Afirmaciones peligrosas

“Nosotros somos el virus” es una afirmación profundamente general. Resulta difícil y fácil de entender; resulta muy fácil de aceptar y adherirse al grupo de los afirmadores convencidos. Las únicas explicaciones que he encontrado a la enigmática sentencia vienen acompañadas con imágenes de temas variados: bombardeos, playas repletas de basura y sus contrastes, ciudades deshabitadas y playas limpias de tan solas.  Claro que es muy fácil suponer que los belicosos y los que tiran basura son el virus, pero aceptarlo, siquiera convencerse un poco, es aceptar que los pacifistas y los recicladores son el antídoto y que, así como hay que acabar con el Covid-19, hay que acabar con los que hacen daño al mundo. Sería mucho más fácil suponer que estoy exagerando la afirmación, pero si no se consideran las consecuencias de la afirmación, cualquiera puede propagar el odio en redes, sin demasiada reflexión, hacia los que hacen la guerra y tiran basura.
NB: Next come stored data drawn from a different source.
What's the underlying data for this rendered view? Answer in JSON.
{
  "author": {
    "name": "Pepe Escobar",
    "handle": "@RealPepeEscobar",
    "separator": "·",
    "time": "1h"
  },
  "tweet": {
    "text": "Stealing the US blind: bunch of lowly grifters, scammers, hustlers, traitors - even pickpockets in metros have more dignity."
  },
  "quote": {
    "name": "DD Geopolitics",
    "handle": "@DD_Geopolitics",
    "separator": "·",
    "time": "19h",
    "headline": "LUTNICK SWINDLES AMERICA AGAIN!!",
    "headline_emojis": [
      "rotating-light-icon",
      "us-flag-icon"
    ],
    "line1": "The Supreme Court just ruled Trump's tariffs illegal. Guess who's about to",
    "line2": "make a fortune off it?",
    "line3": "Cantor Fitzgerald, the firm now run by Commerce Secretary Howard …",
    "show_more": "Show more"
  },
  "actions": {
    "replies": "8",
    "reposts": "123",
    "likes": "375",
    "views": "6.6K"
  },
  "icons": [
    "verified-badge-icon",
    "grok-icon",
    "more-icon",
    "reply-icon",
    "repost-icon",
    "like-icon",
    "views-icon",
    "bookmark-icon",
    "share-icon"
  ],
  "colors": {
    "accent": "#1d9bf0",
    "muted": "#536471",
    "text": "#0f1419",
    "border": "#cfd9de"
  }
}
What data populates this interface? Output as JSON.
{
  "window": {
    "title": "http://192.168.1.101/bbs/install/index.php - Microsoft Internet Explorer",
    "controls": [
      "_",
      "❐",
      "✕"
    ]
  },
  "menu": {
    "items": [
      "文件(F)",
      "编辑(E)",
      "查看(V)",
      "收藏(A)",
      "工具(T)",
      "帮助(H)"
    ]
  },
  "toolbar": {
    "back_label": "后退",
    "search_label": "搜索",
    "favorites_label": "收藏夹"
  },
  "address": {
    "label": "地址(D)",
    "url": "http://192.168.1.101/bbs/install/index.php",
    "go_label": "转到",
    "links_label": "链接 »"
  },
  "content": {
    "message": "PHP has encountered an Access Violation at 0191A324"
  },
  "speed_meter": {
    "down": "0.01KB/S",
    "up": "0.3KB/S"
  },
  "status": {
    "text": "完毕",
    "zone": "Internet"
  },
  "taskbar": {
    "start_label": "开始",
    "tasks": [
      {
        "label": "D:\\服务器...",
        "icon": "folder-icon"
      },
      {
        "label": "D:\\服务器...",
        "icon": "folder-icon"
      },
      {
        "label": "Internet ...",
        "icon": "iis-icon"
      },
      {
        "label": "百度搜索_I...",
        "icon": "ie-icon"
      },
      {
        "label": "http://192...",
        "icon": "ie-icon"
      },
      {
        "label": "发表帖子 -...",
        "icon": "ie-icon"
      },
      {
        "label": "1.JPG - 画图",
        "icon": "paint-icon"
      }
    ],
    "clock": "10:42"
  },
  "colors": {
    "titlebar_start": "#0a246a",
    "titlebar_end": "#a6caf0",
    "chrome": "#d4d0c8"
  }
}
Exagerando un poco, si cuando vaya a la playa y por accidente se me vuela una basurita mientras disfruto del sol, alguno de los convencidos de quiénes son los malos y quiénes los buenos podría reclamarme y querer desinfectar al planeta de mí (a lo mejor sólo intentaría explicarme el daño a los animales y al medio ambiente que provoca el dejar que la basura viaje por la mar, aunque si sí toma en serio que soy un virus, podría aniquilarme como lo hace un medicamento contra una enfermedad) sin darme tiempo de explicarle la situación. No quiero imaginarme qué pasaría si el convencido ve a alguien con uniforme militar.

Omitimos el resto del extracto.